The IUCN has just published the latest version of its Red List of Threatened Species. Its depressing reading with just a few snippets of good news. There are a staggering 19,265 species are currently threatened with extinction. Since the update in 2010, more than 900 new species have been added to the category of threatened, that's either critically endangered, endangered or vulnerable. So things are getting worse for biodiversity around the world.
The IUCN have a few highlights of which one of the Arabian oryx. This magnificent animal was almost hunted to extinction and it became extinct in the wild in 1972. Since then conservationists have worked hard with captive breeding programmes and animals have been reintroduced to the wild.
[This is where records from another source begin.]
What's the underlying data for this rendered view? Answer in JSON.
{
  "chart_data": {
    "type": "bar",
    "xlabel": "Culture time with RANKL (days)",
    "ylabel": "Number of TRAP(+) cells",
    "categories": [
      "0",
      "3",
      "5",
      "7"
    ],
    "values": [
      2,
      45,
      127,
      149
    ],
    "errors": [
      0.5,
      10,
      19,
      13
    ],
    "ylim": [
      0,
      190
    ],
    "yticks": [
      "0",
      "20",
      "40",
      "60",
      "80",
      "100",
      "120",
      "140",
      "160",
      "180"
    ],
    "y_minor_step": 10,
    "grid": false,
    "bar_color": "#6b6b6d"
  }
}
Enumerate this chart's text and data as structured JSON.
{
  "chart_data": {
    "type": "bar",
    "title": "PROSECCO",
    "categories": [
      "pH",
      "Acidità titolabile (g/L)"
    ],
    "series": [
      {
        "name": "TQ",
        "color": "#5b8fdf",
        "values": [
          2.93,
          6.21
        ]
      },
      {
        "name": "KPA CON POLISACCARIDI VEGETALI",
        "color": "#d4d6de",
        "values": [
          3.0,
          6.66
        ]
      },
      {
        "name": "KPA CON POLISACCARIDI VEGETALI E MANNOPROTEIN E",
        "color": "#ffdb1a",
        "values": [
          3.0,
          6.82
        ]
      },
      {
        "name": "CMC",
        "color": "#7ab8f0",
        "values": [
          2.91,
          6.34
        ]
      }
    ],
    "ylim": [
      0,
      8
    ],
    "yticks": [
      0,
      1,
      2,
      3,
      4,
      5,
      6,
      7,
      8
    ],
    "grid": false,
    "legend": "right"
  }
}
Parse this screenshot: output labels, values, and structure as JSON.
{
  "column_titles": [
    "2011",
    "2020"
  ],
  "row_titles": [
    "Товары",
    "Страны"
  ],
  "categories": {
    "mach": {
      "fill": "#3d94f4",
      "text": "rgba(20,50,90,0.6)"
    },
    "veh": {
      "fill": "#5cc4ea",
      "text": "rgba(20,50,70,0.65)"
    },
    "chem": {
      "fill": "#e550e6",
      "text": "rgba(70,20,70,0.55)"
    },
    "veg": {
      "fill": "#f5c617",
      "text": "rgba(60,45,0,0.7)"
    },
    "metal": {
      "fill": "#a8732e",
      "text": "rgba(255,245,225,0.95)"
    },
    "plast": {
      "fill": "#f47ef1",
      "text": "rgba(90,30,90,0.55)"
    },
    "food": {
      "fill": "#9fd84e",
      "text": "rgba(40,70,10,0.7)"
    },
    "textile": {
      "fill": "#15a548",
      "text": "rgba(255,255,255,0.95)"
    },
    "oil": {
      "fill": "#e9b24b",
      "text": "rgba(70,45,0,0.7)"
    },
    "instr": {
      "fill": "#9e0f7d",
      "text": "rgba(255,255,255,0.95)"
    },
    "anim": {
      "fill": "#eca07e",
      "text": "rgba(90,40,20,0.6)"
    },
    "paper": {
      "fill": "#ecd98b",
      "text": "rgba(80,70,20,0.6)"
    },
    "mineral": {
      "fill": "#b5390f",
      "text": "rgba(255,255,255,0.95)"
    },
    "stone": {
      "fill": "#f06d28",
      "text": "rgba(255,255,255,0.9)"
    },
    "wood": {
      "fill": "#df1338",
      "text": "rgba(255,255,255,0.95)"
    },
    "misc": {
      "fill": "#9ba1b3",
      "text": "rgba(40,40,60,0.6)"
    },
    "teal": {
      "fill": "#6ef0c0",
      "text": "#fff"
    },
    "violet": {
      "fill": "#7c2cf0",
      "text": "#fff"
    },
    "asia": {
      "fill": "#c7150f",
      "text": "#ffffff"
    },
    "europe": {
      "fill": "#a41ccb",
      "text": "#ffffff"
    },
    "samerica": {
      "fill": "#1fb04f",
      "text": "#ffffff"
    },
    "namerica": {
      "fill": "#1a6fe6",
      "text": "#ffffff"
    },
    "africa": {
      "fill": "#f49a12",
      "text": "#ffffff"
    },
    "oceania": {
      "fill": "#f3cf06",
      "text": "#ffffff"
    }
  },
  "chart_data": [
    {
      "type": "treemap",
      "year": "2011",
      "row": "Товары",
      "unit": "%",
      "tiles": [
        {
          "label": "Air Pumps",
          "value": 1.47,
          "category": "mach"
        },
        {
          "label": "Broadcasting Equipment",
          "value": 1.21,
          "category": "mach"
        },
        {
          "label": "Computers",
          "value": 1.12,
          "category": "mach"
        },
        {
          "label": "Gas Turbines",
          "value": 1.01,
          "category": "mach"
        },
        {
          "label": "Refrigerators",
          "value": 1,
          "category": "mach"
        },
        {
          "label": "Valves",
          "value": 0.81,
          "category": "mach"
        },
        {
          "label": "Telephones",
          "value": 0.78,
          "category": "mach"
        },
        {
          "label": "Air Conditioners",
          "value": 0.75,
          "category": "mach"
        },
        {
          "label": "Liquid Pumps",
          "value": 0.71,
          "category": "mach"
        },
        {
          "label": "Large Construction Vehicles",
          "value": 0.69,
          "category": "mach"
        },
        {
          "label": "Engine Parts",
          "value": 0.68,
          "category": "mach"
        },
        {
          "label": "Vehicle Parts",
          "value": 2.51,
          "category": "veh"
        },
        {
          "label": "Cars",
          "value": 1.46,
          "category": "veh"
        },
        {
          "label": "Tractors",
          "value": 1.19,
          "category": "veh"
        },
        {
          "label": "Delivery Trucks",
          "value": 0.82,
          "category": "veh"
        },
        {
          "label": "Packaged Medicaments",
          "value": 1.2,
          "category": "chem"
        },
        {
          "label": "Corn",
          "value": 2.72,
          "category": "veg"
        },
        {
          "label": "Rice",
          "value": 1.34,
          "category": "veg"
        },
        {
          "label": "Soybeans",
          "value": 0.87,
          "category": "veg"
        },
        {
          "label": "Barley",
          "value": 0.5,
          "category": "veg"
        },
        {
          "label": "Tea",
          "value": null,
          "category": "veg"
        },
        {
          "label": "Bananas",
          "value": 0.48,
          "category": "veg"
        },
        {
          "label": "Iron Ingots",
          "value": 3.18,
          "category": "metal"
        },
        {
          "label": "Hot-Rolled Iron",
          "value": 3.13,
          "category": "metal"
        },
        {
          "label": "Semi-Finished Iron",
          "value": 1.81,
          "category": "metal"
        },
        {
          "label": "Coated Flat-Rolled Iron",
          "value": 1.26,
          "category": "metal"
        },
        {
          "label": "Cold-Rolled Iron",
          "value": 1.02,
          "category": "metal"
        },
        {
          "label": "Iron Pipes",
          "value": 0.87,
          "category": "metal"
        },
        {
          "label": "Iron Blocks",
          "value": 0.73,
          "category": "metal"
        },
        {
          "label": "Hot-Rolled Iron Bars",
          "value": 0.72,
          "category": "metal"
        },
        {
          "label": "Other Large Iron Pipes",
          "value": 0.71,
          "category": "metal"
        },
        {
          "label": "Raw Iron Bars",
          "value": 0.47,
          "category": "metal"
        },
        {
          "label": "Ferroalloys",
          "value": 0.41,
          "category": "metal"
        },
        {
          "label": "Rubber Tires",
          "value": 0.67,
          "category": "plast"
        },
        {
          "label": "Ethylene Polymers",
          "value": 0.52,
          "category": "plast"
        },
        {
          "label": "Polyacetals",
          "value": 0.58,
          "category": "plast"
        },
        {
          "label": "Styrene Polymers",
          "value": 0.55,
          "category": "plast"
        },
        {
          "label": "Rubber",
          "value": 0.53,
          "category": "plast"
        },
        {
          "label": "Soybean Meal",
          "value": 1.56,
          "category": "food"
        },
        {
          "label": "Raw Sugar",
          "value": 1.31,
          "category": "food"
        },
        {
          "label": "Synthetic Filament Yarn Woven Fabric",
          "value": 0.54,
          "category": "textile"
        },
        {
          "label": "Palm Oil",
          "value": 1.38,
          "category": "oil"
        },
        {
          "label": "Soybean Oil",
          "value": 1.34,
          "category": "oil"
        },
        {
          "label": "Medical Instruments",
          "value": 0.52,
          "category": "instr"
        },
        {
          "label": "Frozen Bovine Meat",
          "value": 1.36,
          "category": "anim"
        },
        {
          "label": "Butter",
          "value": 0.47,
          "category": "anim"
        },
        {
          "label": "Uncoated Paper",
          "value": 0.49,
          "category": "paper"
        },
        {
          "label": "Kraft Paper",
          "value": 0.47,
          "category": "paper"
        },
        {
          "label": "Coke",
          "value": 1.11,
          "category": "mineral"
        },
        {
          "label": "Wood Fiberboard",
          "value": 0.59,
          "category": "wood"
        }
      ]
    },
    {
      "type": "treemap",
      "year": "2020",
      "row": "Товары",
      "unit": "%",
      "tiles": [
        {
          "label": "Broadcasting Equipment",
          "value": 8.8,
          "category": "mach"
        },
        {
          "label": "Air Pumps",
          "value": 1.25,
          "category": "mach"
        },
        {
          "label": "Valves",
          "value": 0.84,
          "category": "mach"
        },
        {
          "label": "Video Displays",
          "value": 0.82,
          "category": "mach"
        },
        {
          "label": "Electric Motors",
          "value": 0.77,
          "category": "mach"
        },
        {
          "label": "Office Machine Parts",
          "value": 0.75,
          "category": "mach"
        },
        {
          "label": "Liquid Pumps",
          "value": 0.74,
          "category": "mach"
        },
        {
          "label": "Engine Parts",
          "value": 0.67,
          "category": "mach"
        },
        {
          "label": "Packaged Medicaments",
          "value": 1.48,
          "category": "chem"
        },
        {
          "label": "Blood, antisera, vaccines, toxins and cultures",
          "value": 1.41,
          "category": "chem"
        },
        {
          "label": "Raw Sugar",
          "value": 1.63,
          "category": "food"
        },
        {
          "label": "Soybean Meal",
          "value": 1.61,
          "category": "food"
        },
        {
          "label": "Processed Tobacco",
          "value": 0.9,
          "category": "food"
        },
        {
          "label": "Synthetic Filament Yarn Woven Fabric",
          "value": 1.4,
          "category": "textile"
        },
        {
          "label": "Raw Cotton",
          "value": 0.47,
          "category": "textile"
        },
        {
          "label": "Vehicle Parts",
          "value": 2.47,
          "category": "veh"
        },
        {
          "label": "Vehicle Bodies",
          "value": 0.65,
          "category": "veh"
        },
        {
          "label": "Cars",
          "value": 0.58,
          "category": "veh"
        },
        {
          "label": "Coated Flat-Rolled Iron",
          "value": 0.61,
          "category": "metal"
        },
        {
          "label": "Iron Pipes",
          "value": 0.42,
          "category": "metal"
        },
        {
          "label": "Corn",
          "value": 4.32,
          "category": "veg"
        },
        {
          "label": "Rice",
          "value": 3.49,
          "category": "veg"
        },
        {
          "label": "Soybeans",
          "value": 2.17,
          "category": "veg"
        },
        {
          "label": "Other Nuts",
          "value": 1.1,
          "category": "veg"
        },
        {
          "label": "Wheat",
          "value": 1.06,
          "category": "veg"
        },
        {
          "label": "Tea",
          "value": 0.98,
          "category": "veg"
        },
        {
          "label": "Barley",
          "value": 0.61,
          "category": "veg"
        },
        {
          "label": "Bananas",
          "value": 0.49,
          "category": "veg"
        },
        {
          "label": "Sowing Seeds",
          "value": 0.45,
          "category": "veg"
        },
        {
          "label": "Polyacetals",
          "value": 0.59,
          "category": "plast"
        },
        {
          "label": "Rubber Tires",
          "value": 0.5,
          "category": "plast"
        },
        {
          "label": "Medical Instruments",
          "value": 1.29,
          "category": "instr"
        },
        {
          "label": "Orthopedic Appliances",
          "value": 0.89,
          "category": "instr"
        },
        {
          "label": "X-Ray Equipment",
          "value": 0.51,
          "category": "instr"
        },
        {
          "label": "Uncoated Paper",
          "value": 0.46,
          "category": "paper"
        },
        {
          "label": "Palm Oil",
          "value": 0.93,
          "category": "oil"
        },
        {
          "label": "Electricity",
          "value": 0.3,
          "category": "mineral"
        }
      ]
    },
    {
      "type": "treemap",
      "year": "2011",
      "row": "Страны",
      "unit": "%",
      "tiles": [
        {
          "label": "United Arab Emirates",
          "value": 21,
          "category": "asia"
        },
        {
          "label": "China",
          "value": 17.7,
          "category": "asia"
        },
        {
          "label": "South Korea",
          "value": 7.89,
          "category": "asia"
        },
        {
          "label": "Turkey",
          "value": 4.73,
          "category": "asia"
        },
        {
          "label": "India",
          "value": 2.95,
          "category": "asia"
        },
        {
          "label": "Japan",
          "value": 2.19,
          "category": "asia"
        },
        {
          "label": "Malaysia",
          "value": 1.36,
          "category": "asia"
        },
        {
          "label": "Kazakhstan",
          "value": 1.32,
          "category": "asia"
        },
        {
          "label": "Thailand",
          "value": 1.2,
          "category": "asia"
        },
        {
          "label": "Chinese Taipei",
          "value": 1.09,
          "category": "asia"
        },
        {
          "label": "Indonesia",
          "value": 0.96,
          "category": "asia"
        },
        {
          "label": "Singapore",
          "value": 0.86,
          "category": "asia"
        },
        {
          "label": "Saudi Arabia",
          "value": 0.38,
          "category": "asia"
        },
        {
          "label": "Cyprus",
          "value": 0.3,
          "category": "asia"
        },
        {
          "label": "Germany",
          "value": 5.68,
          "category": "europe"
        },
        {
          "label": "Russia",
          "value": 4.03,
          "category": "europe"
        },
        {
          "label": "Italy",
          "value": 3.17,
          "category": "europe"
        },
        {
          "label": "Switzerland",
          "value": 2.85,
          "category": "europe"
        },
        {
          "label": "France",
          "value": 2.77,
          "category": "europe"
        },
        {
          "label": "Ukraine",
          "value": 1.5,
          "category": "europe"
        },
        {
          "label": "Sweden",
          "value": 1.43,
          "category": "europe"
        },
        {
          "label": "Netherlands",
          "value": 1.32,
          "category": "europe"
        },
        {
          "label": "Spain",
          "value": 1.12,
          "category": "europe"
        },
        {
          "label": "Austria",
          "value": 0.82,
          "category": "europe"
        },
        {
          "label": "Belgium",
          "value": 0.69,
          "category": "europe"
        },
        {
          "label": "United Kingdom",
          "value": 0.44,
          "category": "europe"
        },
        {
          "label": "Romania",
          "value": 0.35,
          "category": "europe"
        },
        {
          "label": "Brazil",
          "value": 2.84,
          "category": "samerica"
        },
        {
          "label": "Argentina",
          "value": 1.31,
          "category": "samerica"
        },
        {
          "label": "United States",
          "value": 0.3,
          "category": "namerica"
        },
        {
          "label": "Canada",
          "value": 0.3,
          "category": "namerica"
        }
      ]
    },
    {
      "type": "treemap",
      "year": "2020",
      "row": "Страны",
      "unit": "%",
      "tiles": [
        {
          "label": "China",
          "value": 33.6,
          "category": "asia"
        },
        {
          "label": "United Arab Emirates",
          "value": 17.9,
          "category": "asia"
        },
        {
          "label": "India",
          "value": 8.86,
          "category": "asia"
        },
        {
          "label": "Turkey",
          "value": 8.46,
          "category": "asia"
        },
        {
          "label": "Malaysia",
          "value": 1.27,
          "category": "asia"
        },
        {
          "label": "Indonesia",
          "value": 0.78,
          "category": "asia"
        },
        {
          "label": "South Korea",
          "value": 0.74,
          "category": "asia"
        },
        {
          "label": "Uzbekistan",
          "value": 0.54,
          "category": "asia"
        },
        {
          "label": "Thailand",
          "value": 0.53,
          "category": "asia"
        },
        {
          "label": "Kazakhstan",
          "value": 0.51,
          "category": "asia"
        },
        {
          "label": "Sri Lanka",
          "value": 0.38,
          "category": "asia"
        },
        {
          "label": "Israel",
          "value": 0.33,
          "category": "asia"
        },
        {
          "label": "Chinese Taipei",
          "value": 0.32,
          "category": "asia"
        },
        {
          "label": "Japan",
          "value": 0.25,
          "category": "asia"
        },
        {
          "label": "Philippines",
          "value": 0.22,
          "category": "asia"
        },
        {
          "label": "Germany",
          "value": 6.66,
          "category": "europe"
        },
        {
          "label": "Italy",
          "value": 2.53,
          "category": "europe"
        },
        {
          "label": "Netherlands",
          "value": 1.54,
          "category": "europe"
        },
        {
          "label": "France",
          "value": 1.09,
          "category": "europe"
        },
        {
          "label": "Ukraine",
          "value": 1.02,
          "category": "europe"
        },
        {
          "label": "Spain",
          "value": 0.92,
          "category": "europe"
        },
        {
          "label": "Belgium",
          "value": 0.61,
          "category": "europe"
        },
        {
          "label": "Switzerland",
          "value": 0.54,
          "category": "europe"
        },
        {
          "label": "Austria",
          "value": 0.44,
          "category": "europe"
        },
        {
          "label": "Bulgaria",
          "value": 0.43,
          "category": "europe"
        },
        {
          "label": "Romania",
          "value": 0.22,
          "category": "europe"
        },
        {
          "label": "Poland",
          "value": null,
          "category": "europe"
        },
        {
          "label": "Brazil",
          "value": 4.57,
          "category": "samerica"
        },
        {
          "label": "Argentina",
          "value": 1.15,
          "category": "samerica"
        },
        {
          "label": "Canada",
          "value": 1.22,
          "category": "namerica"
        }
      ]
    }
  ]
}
This has been successful and now there are more more than 1000 wild oryx. So successful, in fact, that the species has been downgraded from endangered to vulnerable and is the first species to have improved by three categories from extinct in the wild.
“To have brought the Arabian oryx back from the brink of extinction is a major feat and a true conservation success story, one which we hope will be repeated many times over for other threatened species,” says Ms Razan Khalifa Al Mubarak, Director General of the Environment Agency-Abu Dhabi. “It is a classic example of how data from the IUCN Red List can feed into on-the-ground conservation action to deliver tangible and successful results.”
However the rest of the report is not so encouraging. The 2011 Red List shows more than 40 per cent of amphibians being at risk of extinction. There are 19 new species on the list of which 8 are classes as critically endangered, and they include the colourful harlequin toad from Peru. The IUCN has assessed the lobsters, all 248 species and concluded that 35% are data deficient.
Birds have not done well either. Since 2010 another 13 species have been moved intot he threatened categories, bringing the total number of threatened bird species to 1253 - that's 13% of all bird species. The Great Indian Bustard (Ardeotis nigriceps) has been uplisted to Critically Endangered as a result of hunting, disturbance, habitat loss and fragmentation. hEstimates suggest there are fewer than 250 individuals left in the wild. Also upgraded to critically endangered is Bahama Oriole (Icterus northropi) of which there could be as few as 180 individuals.